Walaupun sudah bertapa, potensi bawah sadar dari hasrat yang terpendam
masih muncul juga dalam keadaan tertentu. Kenikmatan inderawi selalu minta
pengulangan. Dan sesuatu yang dilakukan berulang-ulang menjadi kebiasaan,
kecanduan bahkan mengubah karakter. Itulah sebabnya dikatakan bahwa setelah
kesalahan dilakukan berulang-ulang, perasan bersalah sudah lenyap. Problemnya
adalah bahwa kebiasaan yang sudah mendarah daging, akan menjadi bagian dari
pikiran bawah sadar yang sangat sulit dilepaskan. Dosa adalah perbuatan yang
tidak selaras dengan alam, tetapi taubat, metanoia, kembali ke jalan benar,
kembali ke keselarasan alam terasa sangat sulit karena melawan pikiran bawah
sadar. Lebih mudah menghindari daripada pengalaman melakukan berkali-kali
kemudian melepaskan diri. Sebetulnya dengan datangnya Menaka, Keberadaan
mengajari kelembutan terhadap Kausika.
Setelah mendapatkan pelajaran kelembutan, Kausika kembali meneruskan
bertapa selama 1000 tahun. Takut tersaingin Kausika, Indra kembali mengutus
bidadari Rambha untuk menggoda, tetapi kali ini Kausika tidak tergoda, bahkan
mengutuk Rambha untuk hidup sebagai manusia selama 1000 tahun di dunia.

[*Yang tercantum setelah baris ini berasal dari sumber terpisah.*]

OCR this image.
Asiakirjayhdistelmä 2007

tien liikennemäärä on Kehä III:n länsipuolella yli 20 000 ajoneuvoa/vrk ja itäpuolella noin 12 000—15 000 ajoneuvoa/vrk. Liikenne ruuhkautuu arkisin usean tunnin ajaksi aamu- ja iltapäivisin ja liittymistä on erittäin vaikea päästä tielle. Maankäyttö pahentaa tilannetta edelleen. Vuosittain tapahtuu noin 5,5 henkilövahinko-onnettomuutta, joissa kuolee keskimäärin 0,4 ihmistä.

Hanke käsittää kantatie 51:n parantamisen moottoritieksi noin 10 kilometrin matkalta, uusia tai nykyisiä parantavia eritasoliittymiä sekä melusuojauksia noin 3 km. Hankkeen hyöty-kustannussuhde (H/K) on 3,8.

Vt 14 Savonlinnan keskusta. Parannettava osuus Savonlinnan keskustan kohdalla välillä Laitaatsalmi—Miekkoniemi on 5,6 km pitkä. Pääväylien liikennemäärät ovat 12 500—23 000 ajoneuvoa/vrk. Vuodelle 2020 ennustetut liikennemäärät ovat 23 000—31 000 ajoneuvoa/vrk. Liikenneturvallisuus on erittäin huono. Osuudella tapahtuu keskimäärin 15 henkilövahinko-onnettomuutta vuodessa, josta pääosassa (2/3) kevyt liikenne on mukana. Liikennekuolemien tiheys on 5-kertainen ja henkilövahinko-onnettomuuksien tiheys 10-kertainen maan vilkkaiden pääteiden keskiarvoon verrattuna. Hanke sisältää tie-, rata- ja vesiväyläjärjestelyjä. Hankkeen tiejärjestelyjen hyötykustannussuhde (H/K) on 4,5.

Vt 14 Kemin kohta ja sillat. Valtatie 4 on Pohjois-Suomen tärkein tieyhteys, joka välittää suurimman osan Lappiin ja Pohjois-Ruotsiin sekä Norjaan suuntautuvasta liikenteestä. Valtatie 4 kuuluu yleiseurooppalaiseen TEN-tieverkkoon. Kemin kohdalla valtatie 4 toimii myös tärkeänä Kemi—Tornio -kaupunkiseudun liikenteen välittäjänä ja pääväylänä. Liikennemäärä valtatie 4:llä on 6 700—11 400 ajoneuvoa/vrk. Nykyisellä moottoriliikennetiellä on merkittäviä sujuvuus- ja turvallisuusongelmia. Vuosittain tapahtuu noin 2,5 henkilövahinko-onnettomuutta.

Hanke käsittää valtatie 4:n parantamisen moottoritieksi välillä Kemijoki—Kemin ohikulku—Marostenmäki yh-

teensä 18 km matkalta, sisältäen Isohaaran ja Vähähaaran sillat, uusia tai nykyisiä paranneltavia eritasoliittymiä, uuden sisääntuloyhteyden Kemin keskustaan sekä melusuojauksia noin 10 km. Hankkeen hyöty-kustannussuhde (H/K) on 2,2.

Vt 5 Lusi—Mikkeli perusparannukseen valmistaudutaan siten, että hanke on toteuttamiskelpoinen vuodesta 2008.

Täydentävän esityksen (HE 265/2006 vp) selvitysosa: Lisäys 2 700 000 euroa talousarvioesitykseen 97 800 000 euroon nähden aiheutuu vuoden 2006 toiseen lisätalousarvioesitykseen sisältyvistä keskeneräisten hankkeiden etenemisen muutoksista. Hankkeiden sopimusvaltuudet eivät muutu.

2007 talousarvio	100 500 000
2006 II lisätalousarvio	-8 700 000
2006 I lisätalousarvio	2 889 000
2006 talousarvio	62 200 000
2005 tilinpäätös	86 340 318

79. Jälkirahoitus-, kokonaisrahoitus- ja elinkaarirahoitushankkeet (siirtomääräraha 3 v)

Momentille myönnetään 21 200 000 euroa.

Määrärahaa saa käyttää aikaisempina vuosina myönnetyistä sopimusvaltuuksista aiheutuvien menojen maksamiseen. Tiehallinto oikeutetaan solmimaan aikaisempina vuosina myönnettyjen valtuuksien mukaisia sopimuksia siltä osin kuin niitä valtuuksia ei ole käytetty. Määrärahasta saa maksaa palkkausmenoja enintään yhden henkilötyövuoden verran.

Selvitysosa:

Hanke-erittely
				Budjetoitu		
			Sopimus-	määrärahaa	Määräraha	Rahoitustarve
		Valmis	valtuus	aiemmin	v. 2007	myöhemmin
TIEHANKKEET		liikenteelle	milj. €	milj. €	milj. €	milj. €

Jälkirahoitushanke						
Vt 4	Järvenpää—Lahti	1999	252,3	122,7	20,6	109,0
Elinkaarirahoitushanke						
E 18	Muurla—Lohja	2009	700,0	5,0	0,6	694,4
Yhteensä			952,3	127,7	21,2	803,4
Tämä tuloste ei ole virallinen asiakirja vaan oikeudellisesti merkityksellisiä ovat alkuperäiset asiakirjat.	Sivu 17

Dengan perenungan selama 1000 tahun, Kausika sudah tidak tergoda bidadari
lagi. Akan tetapi, tiba-tiba kesadaran Kausika muncul, dia telah menguasai ilmu
yoga, tetapi belum bisa mengendalikan diri dan masih sering mengutuk. Padahal
dia sudah belajar kelembutan dari Menaka sebelumnya. Potensi kekerasan masih
ada dalam dirinya. Selanjutnya Kausika segera meneruskan tapanya dengan
membisu. Tak mau bicara dengan siapa pun. Bukan hanya diam agar tidak menyakiti
orang lain, Kausika pun diam agar tidak ada keangkuhan dalam dirinya untuk
memperlihatkan kelebihannya.
Para dewa menghormati semangat tak kenal lelah Kausika dan memberinya
sebutan Brahmarsi, Brahma Resi. Tetapi hal tersebut belum memuaskannya, dia
hanya mau menyudahi tapanya bila Resi Wasishta mengakui dirinya adalah seorang
resi.
Dengan sabar Resi Wasishta mendatangi Kausika dan mengakui Kausika sebagai
resi dan bergelar Resi Wiswamitra, Sahabat Uniwersal, Sahabat Alam Semesta. Resi
Wasishta berkata, “Saat ini sudah kutunggu lama, akhirnya Resi Wiswamitra
menjadi mitraku sebagai Guru Sri Rama selagi remaja. Semoga kita diberkahi Sri
Rama, Dia Yang Berada di Mana-Mana.”
Demikian perjalanan hidup seorang resi yang menjadi guru dari seorang awatara.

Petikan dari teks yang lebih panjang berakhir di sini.